DESCRIPTION: With war devastating the American East Coast, a busload of five teenagers is sent across the blasted midlands to the sanctuary of San Francisco... only to be stranded in the middle of nowhere. They make their way to a ghost town, but there's something unusual about this place. Houses are bigger inside than they are outside. Time shifts in weird ways. The dead come to life. And powers they don't understand seem to have taken a keen interest in them - powers that could remake the world or destroy it.

REVIEW: Low Road West melds an apocalyptic near-future with metaphysics and time travel. A collection of diverse characters find themselves in a surreal situation, first abandoned, then harassed by a gang of thugs, then plunging into strangeness beyond their comprehension, but the people can't help but feel familiar and tropey.

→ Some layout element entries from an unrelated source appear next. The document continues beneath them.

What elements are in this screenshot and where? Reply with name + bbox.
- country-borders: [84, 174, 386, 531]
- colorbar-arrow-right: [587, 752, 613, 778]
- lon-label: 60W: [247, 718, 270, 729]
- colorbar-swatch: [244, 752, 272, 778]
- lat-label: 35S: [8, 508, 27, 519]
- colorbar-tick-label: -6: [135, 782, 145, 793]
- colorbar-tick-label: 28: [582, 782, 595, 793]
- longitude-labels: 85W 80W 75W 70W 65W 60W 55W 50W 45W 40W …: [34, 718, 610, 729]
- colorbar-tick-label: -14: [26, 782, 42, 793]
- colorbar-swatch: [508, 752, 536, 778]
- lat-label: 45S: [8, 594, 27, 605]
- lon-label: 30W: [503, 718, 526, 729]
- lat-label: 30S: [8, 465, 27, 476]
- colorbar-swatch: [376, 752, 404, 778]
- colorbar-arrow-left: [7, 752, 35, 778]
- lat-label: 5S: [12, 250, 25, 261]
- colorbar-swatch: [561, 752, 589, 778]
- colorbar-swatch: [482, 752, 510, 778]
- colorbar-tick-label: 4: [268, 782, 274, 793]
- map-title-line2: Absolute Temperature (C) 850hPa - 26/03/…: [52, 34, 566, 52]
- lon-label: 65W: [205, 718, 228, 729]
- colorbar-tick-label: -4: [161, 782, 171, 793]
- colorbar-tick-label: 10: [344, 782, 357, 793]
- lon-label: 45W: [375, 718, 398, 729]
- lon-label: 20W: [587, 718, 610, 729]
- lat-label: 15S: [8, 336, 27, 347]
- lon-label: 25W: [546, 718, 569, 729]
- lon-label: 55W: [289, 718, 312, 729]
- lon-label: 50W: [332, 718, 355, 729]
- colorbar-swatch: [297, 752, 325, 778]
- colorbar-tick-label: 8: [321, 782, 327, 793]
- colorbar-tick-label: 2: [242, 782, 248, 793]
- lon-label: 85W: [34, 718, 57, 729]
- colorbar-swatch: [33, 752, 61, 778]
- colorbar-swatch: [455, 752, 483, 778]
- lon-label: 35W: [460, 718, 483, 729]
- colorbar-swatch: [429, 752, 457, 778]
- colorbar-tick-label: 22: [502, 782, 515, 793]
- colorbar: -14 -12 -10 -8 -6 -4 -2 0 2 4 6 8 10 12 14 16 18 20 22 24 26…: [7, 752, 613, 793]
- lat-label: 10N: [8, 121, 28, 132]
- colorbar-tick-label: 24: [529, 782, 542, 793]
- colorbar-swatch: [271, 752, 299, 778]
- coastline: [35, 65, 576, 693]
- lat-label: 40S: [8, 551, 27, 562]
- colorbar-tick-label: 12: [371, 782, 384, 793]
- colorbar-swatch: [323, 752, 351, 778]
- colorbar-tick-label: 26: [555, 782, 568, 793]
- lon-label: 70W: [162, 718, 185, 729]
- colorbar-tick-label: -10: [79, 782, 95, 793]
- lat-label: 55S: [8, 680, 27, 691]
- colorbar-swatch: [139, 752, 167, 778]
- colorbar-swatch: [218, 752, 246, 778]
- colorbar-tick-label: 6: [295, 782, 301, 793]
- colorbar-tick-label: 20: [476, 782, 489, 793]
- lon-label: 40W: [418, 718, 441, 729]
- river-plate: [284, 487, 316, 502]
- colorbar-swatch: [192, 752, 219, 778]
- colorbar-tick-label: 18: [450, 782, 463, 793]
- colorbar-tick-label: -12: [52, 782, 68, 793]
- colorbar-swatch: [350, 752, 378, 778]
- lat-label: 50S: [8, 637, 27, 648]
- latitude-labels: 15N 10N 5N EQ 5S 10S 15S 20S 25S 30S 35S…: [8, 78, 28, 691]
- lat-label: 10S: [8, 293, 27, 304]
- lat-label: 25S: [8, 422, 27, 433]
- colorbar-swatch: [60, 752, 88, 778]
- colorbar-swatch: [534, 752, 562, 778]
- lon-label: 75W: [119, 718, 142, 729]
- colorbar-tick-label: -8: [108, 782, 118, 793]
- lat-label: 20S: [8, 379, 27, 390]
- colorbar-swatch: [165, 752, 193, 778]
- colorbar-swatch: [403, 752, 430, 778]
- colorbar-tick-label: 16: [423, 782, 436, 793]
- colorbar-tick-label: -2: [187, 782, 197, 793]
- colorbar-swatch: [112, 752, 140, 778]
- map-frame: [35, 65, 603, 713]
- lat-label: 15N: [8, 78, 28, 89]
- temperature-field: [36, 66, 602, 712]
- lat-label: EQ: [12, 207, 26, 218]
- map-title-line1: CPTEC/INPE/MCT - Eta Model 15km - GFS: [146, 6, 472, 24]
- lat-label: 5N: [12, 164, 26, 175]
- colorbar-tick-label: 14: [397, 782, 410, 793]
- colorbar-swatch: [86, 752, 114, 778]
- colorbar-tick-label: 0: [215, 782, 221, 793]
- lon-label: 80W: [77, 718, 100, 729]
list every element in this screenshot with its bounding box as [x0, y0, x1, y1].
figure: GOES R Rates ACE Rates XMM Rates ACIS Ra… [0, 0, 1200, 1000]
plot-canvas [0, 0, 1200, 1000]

There's the foreign-born scholarly boy who comes across as cold and academic, the kid whose bragging about his father is clearly overcompensating for a darker secret, the slightly insane local girl who takes on a trickster persona, the cardboard-thin generic gang of toughs, the Native American stand-in "guardians" of the local secrets... there's even a boy with selective mutism who holds the key to everything, but is overprotected by a sibling who doesn't understand his potential. Still, the story moves fairly quickly, with imaginative visuals and a nicely strange arc, though the climax leaves a few too many loose threads with a little too much unreached potential to be truly satisfying. This is supposed to be a complete story, but feels more like the first season of a show that didn't get renewed, with characters who clearly still have more to tell but are not given the chance to finish their tales.